To use different paths, override in .env or docker-compose.override.yml:

# docker-compose.override.yml
services:
  homelab:
    volumes:
      - /path/to/your/data:/data
      - /path/to/r-packages:/usr/local/lib/R/site-library

Running Single Services

By default, both RStudio and JupyterLab start.
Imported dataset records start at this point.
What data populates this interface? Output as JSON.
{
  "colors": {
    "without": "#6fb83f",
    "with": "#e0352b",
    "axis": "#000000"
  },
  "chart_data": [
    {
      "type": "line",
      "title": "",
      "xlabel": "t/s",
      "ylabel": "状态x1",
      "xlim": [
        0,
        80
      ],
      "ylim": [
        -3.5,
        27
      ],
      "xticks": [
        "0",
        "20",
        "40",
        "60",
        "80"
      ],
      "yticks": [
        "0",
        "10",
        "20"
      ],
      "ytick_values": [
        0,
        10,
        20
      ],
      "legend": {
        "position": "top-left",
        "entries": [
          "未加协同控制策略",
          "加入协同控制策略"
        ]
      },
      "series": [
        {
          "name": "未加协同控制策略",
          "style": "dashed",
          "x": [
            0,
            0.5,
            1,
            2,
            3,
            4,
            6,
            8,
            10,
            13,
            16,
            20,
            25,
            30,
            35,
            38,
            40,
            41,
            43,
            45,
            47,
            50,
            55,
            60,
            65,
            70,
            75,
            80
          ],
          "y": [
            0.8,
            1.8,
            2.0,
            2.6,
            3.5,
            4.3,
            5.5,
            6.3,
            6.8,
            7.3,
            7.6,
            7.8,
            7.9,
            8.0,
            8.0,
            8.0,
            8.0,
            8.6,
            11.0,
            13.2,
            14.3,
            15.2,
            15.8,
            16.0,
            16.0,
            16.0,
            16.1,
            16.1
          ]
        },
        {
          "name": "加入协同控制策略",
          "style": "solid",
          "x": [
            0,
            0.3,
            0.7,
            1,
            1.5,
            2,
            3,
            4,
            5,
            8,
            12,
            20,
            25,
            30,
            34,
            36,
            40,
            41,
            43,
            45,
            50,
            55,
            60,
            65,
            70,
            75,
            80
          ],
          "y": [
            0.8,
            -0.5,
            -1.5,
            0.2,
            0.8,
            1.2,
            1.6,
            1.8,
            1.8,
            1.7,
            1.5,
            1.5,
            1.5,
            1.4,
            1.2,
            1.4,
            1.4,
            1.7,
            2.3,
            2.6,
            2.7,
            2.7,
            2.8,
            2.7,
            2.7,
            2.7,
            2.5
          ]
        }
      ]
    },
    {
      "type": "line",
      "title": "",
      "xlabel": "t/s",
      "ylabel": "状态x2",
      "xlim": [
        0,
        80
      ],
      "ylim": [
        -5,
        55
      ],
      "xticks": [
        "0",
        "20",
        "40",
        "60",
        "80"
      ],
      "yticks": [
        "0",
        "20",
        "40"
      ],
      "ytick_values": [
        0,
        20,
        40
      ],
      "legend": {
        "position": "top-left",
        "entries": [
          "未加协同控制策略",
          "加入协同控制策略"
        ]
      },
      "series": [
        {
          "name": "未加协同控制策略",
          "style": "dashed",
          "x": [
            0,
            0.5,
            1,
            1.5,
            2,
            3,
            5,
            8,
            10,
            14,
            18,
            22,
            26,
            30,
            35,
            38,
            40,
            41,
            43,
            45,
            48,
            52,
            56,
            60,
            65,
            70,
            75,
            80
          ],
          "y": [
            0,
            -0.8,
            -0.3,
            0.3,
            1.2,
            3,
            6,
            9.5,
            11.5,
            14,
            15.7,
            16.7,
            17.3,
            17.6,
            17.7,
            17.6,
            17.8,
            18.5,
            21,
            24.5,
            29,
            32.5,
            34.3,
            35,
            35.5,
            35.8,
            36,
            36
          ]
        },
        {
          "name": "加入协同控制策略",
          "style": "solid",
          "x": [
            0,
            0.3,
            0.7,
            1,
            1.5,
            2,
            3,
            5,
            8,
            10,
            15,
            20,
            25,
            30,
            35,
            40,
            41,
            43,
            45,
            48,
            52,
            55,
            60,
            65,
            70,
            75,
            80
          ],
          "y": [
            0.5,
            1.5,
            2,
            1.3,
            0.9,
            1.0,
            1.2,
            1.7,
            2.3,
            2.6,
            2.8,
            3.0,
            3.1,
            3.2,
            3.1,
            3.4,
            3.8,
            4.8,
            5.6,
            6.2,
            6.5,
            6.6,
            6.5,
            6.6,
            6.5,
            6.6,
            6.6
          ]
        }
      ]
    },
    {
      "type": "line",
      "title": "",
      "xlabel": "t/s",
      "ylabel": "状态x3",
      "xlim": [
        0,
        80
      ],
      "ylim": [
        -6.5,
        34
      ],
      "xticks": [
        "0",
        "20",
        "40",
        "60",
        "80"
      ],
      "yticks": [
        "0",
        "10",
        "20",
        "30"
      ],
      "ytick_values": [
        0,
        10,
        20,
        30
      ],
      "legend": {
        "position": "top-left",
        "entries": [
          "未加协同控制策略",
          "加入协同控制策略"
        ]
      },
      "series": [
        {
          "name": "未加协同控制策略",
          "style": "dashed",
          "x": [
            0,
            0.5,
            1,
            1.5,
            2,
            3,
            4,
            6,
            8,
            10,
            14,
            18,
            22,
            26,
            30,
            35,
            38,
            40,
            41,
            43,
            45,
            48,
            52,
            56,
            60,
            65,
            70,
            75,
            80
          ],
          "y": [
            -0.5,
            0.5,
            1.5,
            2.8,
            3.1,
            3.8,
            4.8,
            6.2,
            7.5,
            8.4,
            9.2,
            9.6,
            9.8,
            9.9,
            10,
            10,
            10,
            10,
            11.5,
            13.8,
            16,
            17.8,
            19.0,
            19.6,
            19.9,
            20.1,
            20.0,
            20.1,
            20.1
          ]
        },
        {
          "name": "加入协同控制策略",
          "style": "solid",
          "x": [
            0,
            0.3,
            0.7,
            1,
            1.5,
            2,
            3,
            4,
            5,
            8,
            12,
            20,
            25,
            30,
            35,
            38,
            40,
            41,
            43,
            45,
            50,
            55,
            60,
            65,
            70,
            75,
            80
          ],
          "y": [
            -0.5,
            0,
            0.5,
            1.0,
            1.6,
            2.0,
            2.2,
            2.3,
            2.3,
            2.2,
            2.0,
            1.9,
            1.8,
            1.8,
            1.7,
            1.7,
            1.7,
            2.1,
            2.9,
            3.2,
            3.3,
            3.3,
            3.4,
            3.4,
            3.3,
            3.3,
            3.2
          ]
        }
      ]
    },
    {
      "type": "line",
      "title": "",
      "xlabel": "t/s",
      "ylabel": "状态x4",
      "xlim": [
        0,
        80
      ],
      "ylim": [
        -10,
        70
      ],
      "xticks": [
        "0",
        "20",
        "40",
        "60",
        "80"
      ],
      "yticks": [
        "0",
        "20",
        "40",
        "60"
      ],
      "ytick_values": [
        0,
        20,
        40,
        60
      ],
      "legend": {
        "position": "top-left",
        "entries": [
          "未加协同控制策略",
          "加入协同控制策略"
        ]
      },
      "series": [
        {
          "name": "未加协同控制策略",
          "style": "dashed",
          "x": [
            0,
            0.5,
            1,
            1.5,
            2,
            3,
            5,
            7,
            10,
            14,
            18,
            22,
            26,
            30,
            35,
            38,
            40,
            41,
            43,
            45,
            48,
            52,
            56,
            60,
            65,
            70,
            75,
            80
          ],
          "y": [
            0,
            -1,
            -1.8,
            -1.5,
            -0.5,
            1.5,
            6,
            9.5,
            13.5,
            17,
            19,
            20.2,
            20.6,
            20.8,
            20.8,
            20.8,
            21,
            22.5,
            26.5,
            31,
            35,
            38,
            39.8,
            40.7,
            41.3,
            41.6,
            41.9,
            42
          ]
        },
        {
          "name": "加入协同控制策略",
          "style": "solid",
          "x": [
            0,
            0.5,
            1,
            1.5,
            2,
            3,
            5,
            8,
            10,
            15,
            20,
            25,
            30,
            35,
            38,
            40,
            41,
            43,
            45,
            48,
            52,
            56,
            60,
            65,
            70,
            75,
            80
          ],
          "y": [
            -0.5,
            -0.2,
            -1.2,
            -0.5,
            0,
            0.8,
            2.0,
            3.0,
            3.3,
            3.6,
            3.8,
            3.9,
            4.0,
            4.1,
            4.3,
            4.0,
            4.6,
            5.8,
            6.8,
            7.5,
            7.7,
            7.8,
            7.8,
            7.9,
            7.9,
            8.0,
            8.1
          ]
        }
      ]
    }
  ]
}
To run only one:

# docker-compose.yml
command: rstudio  # Only RStudio
# or
command: jupyter  # Only JupyterLab
# or
command: both     # Both (default)

Or override at runtime:

docker-compose run --rm homelab rstudio

Resource Limits

Limit CPU and memory usage:

# docker-compose.override.yml
services:
  homelab:
    deploy:
      resources:
        limits:
          cpus: '4'
          memory: 8G
        reservations:
          cpus: '2'
          memory: 4G

Network Configuration

Using a Custom Network

# docker-compose.override.yml
services:
  homelab:
    networks:
      - my-network

networks:
  my-network:
    external: true

Exposing to LAN Only

# docker-compose.override.yml
services:
  homelab:
    ports:
      - "192.168.1.100:8787:8787"
      - "192.168.1.100:8888:8888"

Verification

After installation, verify everything works:

# Check container status
docker-compose ps

# Check health
docker inspect datasci-homelab --format='{{.State.Health.Status}}'

# View logs
docker-compose logs -f

# Test R
docker-compose exec homelab Rscript -e "print('R works!')"

# Test Python
docker-compose exec homelab python -c "print('Python works!')"

Uninstalling

To completely remove DataSci Homelab:

# Stop and remove containers
docker-compose down

# Remove volumes (WARNING: deletes all packages and data!)
docker-compose down -v

# Remove the image
docker rmi ghcr.io/shawntz/datasci-homelab:latest

# Remove the directory
cd .. && rm -rf datasci-homelab

Data Loss Warning

Running docker-compose down -v will delete all persistent data, including installed packages and files in the home directory.